Simulated-to-real benchmarking of acquisition methods in untargeted metabolomics

Joe Wandy; Ross McBride; Simon Rogers; Nikolaos Terzis; Stefan Weidt; Justin J J van der Hooft; Kevin Bryson; Rónán Daly; Vinny Davies

doi:10.3389/fmolb.2023.1130781

Simulated-to-real benchmarking of acquisition methods in untargeted metabolomics

Front Mol Biosci. 2023 Mar 7:10:1130781. doi: 10.3389/fmolb.2023.1130781. eCollection 2023.

Authors

Joe Wandy¹, Ross McBride², Simon Rogers², Nikolaos Terzis³, Stefan Weidt¹, Justin J J van der Hooft⁴, Kevin Bryson², Rónán Daly¹, Vinny Davies³

Affiliations

¹ Glasgow Polyomics, University of Glasgow, Glasgow, United Kingdom.
² School of Computing Science, University of Glasgow, Glasgow, United Kingdom.
³ School of Mathematics and Statistics, University of Glasgow, Glasgow, United Kingdom.
⁴ Bioinformatics Group, Wageningen University and Research, Wageningen, Netherlands.

Abstract

Data-Dependent and Data-Independent Acquisition modes (DDA and DIA, respectively) are both widely used to acquire MS2 spectra in untargeted liquid chromatography tandem mass spectrometry (LC-MS/MS) metabolomics analyses. Despite their wide use, little work has been attempted to systematically compare their MS/MS spectral annotation performance in untargeted settings due to the lack of ground truth and the costs involved in running a large number of acquisitions. Here, we present a systematic in silico comparison of these two acquisition methods in untargeted metabolomics by extending our Virtual Metabolomics Mass Spectrometer (ViMMS) framework with a DIA module. Our results show that the performance of these methods varies with the average number of co-eluting ions as the most important factor. At low numbers, DIA outperforms DDA, but at higher numbers, DDA has an advantage as DIA can no longer deal with the large amount of overlapping ion chromatograms. Results from simulation were further validated on an actual mass spectrometer, demonstrating that using ViMMS we can draw conclusions from simulation that translate well into the real world. The versatility of the Virtual Metabolomics Mass Spectrometer (ViMMS) framework in simulating different parameters of both Data-Dependent and Data-Independent Acquisition (DDA and DIA) modes is a key advantage of this work. Researchers can easily explore and compare the performance of different acquisition methods within the ViMMS framework, without the need for expensive and time-consuming experiments with real experimental data. By identifying the strengths and limitations of each acquisition method, researchers can optimize their choice and obtain more accurate and robust results. Furthermore, the ability to simulate and validate results using the ViMMS framework can save significant time and resources, as it eliminates the need for numerous experiments. This work not only provides valuable insights into the performance of DDA and DIA, but it also opens the door for further advancements in LC-MS/MS data acquisition methods.

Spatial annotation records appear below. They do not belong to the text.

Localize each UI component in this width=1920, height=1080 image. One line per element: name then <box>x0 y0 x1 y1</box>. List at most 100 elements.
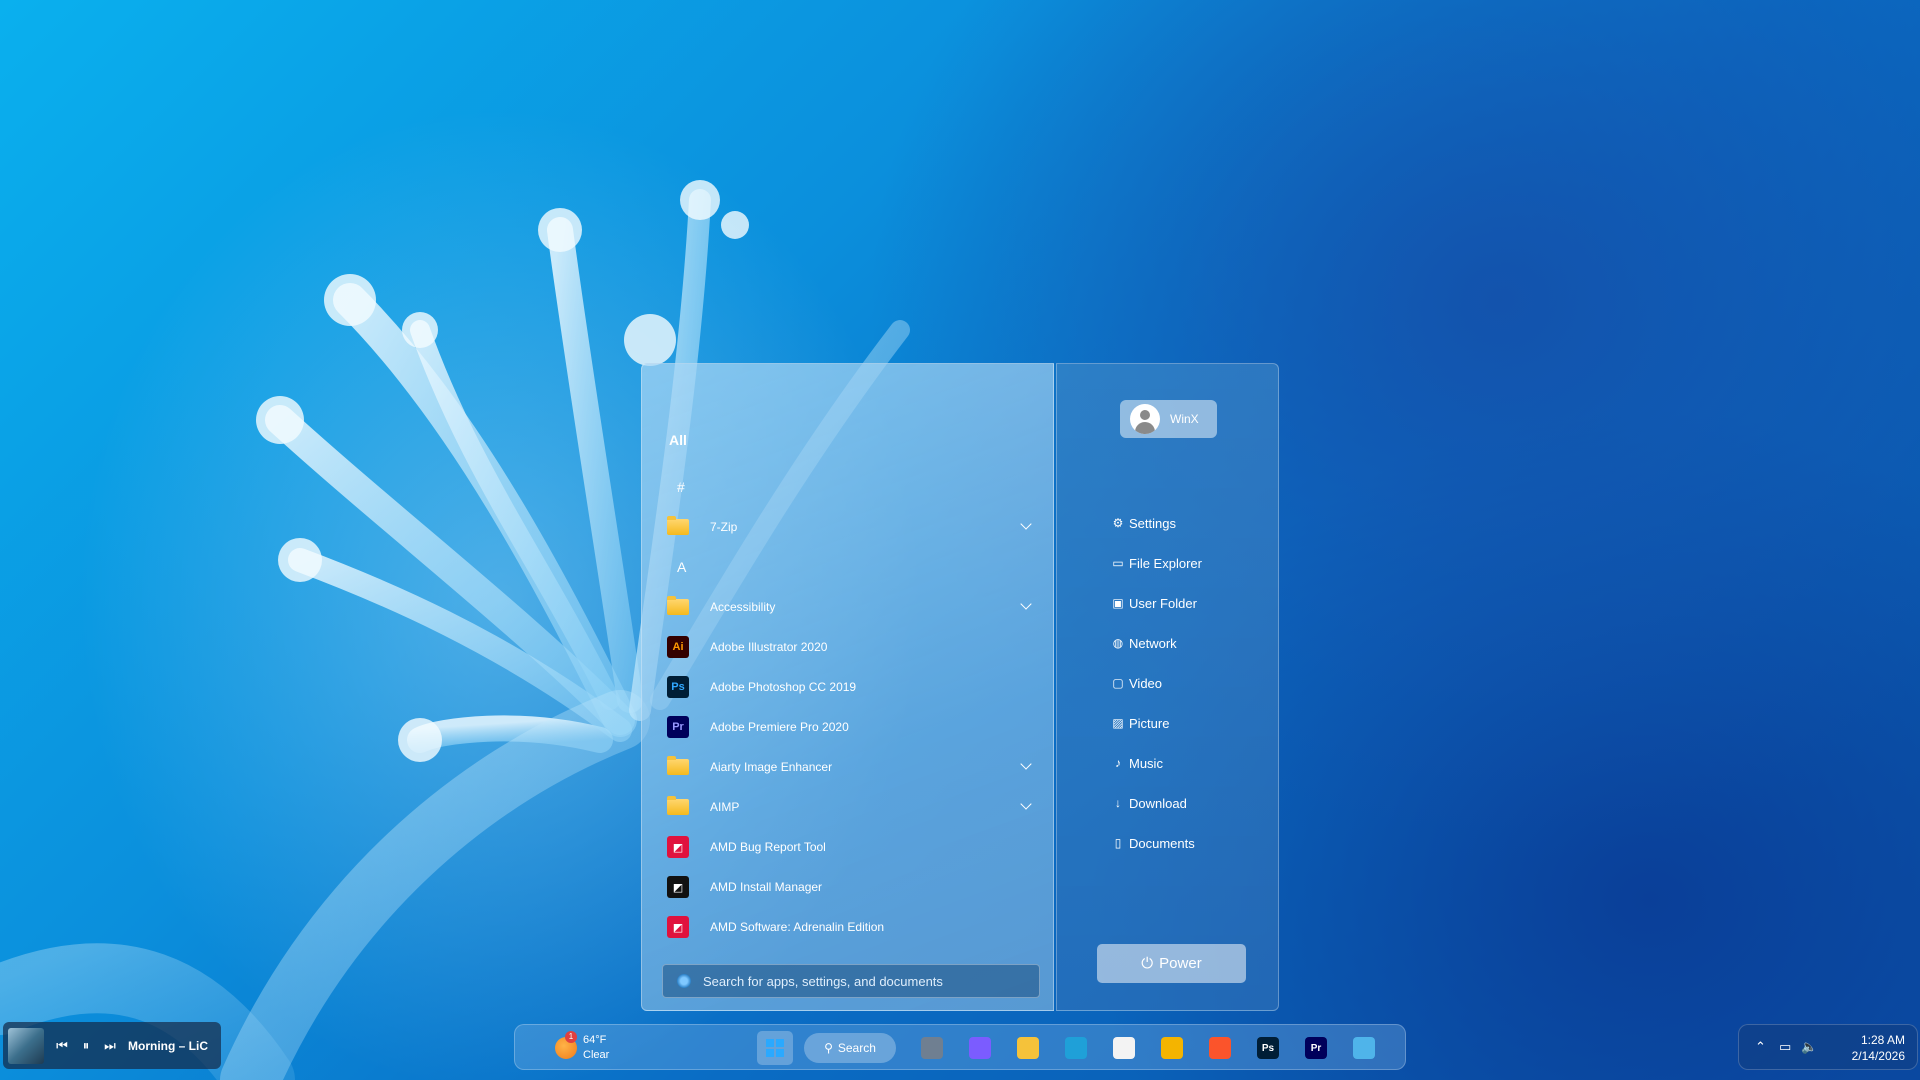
network-icon[interactable]: ▭ <box>1779 1039 1791 1055</box>
notepad-icon[interactable] <box>1353 1037 1375 1059</box>
app-list-item[interactable]: Pr Adobe Premiere Pro 2020 <box>660 707 1042 747</box>
music-icon: ♪ <box>1115 756 1121 770</box>
app-icon: Pr <box>667 716 689 738</box>
start-search-box[interactable] <box>662 964 1040 998</box>
folder-icon <box>667 596 689 618</box>
app-folder-item[interactable]: AIMP <box>660 787 1042 827</box>
user-folder-icon: ▣ <box>1112 596 1124 610</box>
folder-shape <box>667 596 689 615</box>
place-download[interactable]: ↓ Download <box>1111 792 1187 814</box>
clock-time: 1:28 AM <box>1860 1033 1905 1047</box>
file-explorer-icon[interactable] <box>1017 1037 1039 1059</box>
photoshop-icon[interactable]: Ps <box>1257 1037 1279 1059</box>
taskbar-search-button[interactable]: ⚲ Search <box>804 1033 896 1063</box>
copilot-icon[interactable] <box>969 1037 991 1059</box>
system-tray: ⌃ ▭ 🔈 1:28 AM 2/14/2026 <box>1738 1024 1918 1070</box>
clock-date: 2/14/2026 <box>1851 1049 1905 1063</box>
user-account-button[interactable]: WinX <box>1120 400 1217 438</box>
album-art <box>8 1027 44 1064</box>
app-label: Adobe Premiere Pro 2020 <box>710 720 849 734</box>
avatar-icon <box>1130 404 1160 434</box>
place-label: Network <box>1129 635 1177 651</box>
app-folder-item[interactable]: Aiarty Image Enhancer <box>660 747 1042 787</box>
app-label: AMD Install Manager <box>710 880 823 894</box>
app-list-item[interactable]: ◩ AMD Install Manager <box>660 867 1042 907</box>
app-list-item[interactable]: Ps Adobe Photoshop CC 2019 <box>660 667 1042 707</box>
app-list-item[interactable]: ◩ AMD Software: Adrenalin Edition <box>660 907 1042 947</box>
place-user-folder[interactable]: ▣ User Folder <box>1111 592 1197 614</box>
app-folder-item[interactable]: Accessibility <box>660 587 1042 627</box>
premiere-icon[interactable]: Pr <box>1305 1037 1327 1059</box>
app-icon: Ps <box>667 676 689 698</box>
video-icon: ▢ <box>1112 676 1124 690</box>
places-pane: WinX ⚙ Settings ▭ File Explorer ▣ User Folder… <box>1056 363 1279 1011</box>
pause-icon[interactable]: ⏸ <box>76 1038 96 1054</box>
all-apps-pane: All #7-Zip A Accessibility Ai Adobe Illustra… <box>641 363 1054 1011</box>
place-settings[interactable]: ⚙ Settings <box>1111 512 1176 534</box>
amd-icon: ◩ <box>667 836 689 858</box>
chrome-icon[interactable] <box>1161 1037 1183 1059</box>
start-button[interactable] <box>757 1031 793 1065</box>
taskbar: 1 64°F Clear ⚲ Search Ps Pr <box>514 1024 1406 1070</box>
place-label: File Explorer <box>1129 555 1202 571</box>
next-track-icon[interactable]: ⏭ <box>100 1038 120 1054</box>
app-folder-item[interactable]: 7-Zip <box>660 507 1042 547</box>
folder-shape <box>667 756 689 775</box>
media-title: Morning – LiC <box>128 1038 208 1053</box>
amd-icon: ◩ <box>667 876 689 898</box>
start-search-input[interactable] <box>701 972 1025 990</box>
network-icon: ◍ <box>1112 636 1124 650</box>
task-view-icon[interactable] <box>921 1037 943 1059</box>
windows-logo-icon <box>766 1039 784 1057</box>
search-icon: ⚲ <box>824 1041 833 1055</box>
place-label: Picture <box>1129 715 1170 731</box>
picture-icon: ▨ <box>1112 716 1124 730</box>
gear-icon: ⚙ <box>1112 516 1124 530</box>
chevron-down-icon[interactable] <box>1020 598 1032 610</box>
app-label: Accessibility <box>710 600 776 614</box>
app-label: Adobe Illustrator 2020 <box>710 640 828 654</box>
chevron-down-icon[interactable] <box>1020 758 1032 770</box>
app-list-item[interactable]: Ai Adobe Illustrator 2020 <box>660 627 1042 667</box>
letter-header[interactable]: # <box>660 467 1042 507</box>
weather-temp: 64°F <box>583 1034 607 1046</box>
place-label: Documents <box>1129 835 1195 851</box>
search-icon <box>677 974 691 988</box>
user-name: WinX <box>1170 412 1199 426</box>
letter-header[interactable]: A <box>660 547 1042 587</box>
place-label: User Folder <box>1129 595 1197 611</box>
edge-icon[interactable] <box>1065 1037 1087 1059</box>
app-list-item[interactable]: ◩ AMD Bug Report Tool <box>660 827 1042 867</box>
app-label: AMD Software: Adrenalin Edition <box>710 920 885 934</box>
power-icon: ⏻ <box>1141 955 1154 972</box>
power-button[interactable]: ⏻ Power <box>1097 944 1246 983</box>
weather-icon: 1 <box>555 1031 577 1059</box>
weather-badge: 1 <box>565 1031 577 1043</box>
chevron-up-icon[interactable]: ⌃ <box>1755 1039 1766 1055</box>
previous-track-icon[interactable]: ⏮ <box>52 1038 72 1054</box>
place-music[interactable]: ♪ Music <box>1111 752 1163 774</box>
place-network[interactable]: ◍ Network <box>1111 632 1177 654</box>
place-label: Settings <box>1129 515 1176 531</box>
folder-shape <box>667 796 689 815</box>
folder-icon <box>667 756 689 778</box>
media-player-widget[interactable]: ⏮ ⏸ ⏭ Morning – LiC <box>3 1022 221 1069</box>
place-video[interactable]: ▢ Video <box>1111 672 1162 694</box>
place-picture[interactable]: ▨ Picture <box>1111 712 1169 734</box>
brave-icon[interactable] <box>1209 1037 1231 1059</box>
place-documents[interactable]: ▯ Documents <box>1111 832 1195 854</box>
chevron-down-icon[interactable] <box>1020 798 1032 810</box>
place-label: Video <box>1129 675 1163 691</box>
power-label: Power <box>1159 955 1202 972</box>
app-icon: Ai <box>667 636 689 658</box>
place-label: Download <box>1129 795 1187 811</box>
microsoft-store-icon[interactable] <box>1113 1037 1135 1059</box>
volume-icon[interactable]: 🔈 <box>1801 1039 1817 1055</box>
clock[interactable]: 1:28 AM 2/14/2026 <box>1852 1032 1905 1064</box>
weather-widget[interactable]: 1 64°F Clear <box>555 1031 609 1063</box>
document-icon: ▯ <box>1114 836 1122 850</box>
taskbar-search-label: Search <box>837 1041 876 1055</box>
place-file-explorer[interactable]: ▭ File Explorer <box>1111 552 1202 574</box>
folder-icon: ▭ <box>1112 556 1124 570</box>
chevron-down-icon[interactable] <box>1020 518 1032 530</box>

Keywords: data independent acquisition; data-dependent acquisition; digital twin; liquid chromatography tandem mass spectrometry; metabolomics.

Grants and funding

JW, VD, SW, SR, and RD were supported by the EPSRC project EP/R018634/1 on Closed-loop data science for complex, computationally and data-intensive analytics. Additionally JW and VD were supported by a Reinvigorating Research Grant from the University of Glasgow. NT and VD were supported by an Edinburgh Mathematical Society student research bursary.